Gene Slater has served as senior advisor on housing for federal, state,
and local agencies for over forty years. He cofounded and chairs CSG
Advisors, which has been one of the nation’s leading advisors on affordable
housing for decades and has structured more than $70 billion of
financing for first-time home buyers, mixed-income apartments, neighborhood
revitalization, and improved public housing.
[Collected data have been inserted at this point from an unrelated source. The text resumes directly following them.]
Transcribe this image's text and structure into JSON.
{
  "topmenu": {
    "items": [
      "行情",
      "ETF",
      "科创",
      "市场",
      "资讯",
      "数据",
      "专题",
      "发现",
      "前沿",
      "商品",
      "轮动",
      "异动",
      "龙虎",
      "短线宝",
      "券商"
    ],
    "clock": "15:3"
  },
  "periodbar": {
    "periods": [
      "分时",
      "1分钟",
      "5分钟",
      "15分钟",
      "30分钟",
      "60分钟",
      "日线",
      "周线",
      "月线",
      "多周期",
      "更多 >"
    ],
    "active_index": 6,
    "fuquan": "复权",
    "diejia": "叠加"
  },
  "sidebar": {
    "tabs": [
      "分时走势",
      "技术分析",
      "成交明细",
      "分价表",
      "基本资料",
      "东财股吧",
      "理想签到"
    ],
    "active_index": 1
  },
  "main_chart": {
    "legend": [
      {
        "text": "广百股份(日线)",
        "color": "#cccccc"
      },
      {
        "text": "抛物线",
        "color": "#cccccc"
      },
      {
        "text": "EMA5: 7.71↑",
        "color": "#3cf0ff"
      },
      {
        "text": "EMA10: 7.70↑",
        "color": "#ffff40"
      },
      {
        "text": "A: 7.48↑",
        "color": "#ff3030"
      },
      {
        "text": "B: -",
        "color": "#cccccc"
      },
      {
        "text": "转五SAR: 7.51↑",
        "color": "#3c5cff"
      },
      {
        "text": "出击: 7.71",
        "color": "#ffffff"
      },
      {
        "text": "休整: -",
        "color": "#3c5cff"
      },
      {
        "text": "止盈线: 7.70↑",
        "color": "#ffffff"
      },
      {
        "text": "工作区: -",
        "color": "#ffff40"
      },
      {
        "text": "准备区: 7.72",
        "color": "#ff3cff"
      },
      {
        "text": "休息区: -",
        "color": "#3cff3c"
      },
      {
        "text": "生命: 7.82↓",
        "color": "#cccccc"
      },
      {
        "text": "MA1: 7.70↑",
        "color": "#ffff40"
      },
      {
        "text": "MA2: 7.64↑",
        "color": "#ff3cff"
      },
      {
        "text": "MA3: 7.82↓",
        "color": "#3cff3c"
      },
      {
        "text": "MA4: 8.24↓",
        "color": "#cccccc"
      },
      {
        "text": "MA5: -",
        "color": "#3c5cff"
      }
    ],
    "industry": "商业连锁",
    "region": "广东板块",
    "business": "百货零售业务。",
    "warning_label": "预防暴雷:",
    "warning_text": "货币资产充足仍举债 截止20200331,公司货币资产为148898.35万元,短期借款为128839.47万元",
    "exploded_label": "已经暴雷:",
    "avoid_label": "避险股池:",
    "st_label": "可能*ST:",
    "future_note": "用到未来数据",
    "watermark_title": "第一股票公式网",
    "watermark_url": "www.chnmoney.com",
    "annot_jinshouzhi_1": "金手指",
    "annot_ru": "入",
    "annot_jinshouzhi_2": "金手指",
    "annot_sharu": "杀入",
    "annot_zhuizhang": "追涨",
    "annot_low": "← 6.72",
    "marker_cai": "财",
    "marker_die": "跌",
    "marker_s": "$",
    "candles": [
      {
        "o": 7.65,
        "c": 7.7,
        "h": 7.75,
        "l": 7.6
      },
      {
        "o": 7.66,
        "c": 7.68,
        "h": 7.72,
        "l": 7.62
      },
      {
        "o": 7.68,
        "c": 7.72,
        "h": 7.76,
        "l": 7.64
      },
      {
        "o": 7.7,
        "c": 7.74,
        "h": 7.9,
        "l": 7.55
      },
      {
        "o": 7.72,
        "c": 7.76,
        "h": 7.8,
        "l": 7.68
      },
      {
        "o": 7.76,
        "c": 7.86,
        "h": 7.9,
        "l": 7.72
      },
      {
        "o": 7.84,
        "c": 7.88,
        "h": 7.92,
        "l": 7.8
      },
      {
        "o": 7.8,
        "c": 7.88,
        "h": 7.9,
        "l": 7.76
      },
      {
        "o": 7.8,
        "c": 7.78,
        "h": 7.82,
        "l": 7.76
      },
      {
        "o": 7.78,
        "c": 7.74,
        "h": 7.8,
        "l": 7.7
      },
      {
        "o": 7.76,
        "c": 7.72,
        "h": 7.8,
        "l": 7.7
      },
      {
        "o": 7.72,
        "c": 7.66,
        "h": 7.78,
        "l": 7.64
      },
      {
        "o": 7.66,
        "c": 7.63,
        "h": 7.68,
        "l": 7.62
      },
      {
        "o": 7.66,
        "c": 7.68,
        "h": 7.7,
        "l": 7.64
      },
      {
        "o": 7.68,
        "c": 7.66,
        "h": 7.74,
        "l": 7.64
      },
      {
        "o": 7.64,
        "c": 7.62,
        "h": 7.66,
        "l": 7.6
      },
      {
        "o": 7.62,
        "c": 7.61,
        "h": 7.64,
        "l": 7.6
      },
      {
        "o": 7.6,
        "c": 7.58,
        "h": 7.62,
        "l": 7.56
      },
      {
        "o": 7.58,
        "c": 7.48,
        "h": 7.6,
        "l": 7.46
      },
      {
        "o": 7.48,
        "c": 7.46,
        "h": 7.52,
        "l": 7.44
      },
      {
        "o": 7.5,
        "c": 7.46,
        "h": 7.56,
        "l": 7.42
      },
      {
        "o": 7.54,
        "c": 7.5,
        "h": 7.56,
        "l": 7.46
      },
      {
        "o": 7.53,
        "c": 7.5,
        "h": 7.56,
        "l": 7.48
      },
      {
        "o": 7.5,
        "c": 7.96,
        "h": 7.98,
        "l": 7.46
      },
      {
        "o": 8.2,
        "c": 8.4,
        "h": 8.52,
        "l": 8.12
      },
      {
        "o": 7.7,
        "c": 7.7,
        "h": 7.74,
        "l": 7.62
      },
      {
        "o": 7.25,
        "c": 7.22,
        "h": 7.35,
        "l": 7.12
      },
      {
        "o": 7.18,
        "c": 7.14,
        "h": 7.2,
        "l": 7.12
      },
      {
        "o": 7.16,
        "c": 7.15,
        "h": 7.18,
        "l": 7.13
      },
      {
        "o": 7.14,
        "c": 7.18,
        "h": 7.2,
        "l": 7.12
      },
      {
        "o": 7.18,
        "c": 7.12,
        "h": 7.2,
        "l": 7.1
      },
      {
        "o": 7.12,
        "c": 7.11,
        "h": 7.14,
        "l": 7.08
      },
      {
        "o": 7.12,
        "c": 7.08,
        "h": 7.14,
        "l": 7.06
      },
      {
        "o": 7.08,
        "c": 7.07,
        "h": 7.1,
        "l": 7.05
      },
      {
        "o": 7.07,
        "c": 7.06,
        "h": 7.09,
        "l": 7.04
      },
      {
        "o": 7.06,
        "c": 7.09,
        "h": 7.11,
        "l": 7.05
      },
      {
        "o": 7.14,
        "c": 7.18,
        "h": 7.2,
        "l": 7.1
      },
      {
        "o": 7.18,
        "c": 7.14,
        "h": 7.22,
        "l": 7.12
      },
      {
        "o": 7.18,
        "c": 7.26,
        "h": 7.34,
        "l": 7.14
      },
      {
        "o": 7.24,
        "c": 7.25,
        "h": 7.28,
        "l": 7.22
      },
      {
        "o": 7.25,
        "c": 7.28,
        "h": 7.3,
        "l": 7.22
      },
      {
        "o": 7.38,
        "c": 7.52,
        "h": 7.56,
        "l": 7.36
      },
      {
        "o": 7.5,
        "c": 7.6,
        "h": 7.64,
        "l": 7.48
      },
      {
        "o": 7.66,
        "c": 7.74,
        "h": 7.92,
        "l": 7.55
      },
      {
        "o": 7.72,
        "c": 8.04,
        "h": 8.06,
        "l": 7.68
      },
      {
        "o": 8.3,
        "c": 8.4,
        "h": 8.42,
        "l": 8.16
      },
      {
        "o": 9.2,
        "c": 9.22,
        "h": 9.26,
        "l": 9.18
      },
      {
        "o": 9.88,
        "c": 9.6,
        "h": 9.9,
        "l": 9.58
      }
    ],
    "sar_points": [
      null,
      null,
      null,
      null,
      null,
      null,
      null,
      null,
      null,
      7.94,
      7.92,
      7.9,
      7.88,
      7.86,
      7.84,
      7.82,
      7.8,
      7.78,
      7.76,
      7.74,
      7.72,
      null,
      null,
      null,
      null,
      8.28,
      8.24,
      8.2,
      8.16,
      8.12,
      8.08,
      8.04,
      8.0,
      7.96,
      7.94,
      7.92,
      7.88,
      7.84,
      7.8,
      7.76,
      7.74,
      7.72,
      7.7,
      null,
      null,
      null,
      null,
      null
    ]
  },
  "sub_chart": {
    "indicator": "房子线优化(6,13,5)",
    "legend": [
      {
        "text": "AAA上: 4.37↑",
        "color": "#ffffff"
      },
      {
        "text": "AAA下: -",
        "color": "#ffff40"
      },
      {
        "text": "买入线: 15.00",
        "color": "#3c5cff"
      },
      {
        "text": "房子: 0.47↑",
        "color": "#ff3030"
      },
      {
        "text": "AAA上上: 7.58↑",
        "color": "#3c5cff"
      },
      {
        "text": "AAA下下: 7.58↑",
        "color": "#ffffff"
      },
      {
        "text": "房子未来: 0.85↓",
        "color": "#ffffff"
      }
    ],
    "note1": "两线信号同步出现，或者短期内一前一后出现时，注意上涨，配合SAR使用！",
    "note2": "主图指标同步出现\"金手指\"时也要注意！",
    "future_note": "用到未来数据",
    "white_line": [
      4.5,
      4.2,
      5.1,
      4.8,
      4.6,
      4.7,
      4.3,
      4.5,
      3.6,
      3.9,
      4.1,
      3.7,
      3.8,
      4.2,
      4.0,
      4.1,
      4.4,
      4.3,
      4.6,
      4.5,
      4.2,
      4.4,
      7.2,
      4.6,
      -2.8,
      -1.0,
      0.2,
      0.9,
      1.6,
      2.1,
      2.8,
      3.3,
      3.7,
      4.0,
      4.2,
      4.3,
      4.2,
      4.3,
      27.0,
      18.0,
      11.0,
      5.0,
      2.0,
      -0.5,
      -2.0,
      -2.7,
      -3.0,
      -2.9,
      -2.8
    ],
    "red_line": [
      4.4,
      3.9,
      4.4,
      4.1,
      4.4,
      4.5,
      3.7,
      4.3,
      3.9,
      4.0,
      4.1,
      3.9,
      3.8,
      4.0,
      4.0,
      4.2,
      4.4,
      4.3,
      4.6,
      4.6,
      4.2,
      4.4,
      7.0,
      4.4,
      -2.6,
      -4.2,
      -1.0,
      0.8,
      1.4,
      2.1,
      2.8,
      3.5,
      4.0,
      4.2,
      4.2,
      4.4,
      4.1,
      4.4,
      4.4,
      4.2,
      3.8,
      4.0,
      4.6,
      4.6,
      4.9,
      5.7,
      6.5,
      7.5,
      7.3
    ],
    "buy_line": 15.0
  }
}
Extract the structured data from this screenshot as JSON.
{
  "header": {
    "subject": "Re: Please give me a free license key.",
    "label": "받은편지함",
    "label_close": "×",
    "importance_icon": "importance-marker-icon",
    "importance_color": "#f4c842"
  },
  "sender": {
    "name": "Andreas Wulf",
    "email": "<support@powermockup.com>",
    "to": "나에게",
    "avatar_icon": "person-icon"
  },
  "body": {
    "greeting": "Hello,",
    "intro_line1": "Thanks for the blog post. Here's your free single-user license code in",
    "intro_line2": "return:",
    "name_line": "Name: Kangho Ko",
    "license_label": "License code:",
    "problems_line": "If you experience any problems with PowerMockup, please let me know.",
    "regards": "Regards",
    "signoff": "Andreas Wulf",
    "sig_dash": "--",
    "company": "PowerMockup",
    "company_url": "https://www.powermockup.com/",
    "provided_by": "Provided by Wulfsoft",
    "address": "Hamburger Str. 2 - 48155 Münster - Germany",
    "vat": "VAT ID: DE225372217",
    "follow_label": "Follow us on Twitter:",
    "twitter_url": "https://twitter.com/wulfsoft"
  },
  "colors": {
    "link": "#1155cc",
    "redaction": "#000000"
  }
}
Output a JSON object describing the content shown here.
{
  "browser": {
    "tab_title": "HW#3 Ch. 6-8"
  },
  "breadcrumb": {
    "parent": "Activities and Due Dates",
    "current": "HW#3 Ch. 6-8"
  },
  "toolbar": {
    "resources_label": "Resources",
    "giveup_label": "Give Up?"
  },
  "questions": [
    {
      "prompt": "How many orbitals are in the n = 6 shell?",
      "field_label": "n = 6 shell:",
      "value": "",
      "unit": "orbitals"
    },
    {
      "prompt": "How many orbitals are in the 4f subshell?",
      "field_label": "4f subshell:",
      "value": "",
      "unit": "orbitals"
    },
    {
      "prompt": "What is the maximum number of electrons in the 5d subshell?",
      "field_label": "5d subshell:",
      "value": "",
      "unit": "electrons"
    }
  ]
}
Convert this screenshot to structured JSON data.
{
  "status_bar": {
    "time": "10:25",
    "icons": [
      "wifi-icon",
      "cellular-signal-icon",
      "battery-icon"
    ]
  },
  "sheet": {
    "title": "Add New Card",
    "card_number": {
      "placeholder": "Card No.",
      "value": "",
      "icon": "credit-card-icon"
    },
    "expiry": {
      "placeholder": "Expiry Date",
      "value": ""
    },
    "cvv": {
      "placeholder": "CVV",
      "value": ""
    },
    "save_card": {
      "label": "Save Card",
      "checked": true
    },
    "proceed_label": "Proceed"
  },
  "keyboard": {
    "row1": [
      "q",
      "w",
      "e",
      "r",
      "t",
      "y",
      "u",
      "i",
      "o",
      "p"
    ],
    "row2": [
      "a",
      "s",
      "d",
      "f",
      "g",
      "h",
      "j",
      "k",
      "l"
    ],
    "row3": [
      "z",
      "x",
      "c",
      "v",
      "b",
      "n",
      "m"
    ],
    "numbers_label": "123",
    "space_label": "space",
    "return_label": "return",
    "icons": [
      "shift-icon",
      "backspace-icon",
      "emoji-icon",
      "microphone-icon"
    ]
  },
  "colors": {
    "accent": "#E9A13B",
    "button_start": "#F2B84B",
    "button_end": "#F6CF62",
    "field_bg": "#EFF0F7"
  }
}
Slater helped design and implement major housing strategies for
Chicago, Denver, Los Angeles, New Orleans, Philadelphia, Phoenix, Pittsburgh,
San Diego, San Francisco, Seattle, Washington, DC, and Wichita,
and assisted a wide range of small towns and suburbs. His work designing
Pittsburgh’s home improvement loan program, which rehabilitated
18,000 of the city’s 72,000 single-family homes, became the Department
of Housing and Urban Development’s national model for housing rehabilitation.
He has advised the state housing finance agencies of California,
Colorado, Connecticut, Illinois, Massachusetts, Minnesota, New
York, Virginia, Washington State, and many others. His projects have
received numerous national awards, and in 2009, in the aftermath of the
financial crisis, he helped design the program by which the U.S. Treasury
financed homes for 110,000 first-time buyers and 40,000 affordable
rental units.
Slater received a BA from Columbia University summa cum laude, a
traveling fellowship to the London School of Economics, a master’s in city
planning from MIT, and a master’s from Stanford University. A mid-career
Loeb Fellowship in Environmental Design from Harvard University,
awarded to ten planners and architects from around the world each year,
enabled him to study capital markets for housing at the Harvard Business
School and create the first joint Harvard-MIT seminars on financing public-
private partnerships. In 2020, he gave the American Institute of Architects’
first national webinar on the history of housing segregation.
Growing up in Brooklyn—in the only assembly district in New York
State to vote for Barry Goldwater—he helped start what became CSG
Advisors in a rural Wisconsin farmhouse by the Mississippi River, and
has also lived and worked in New York, Boston, Chicago, and the San
Francisco Bay Area, where he currently resides.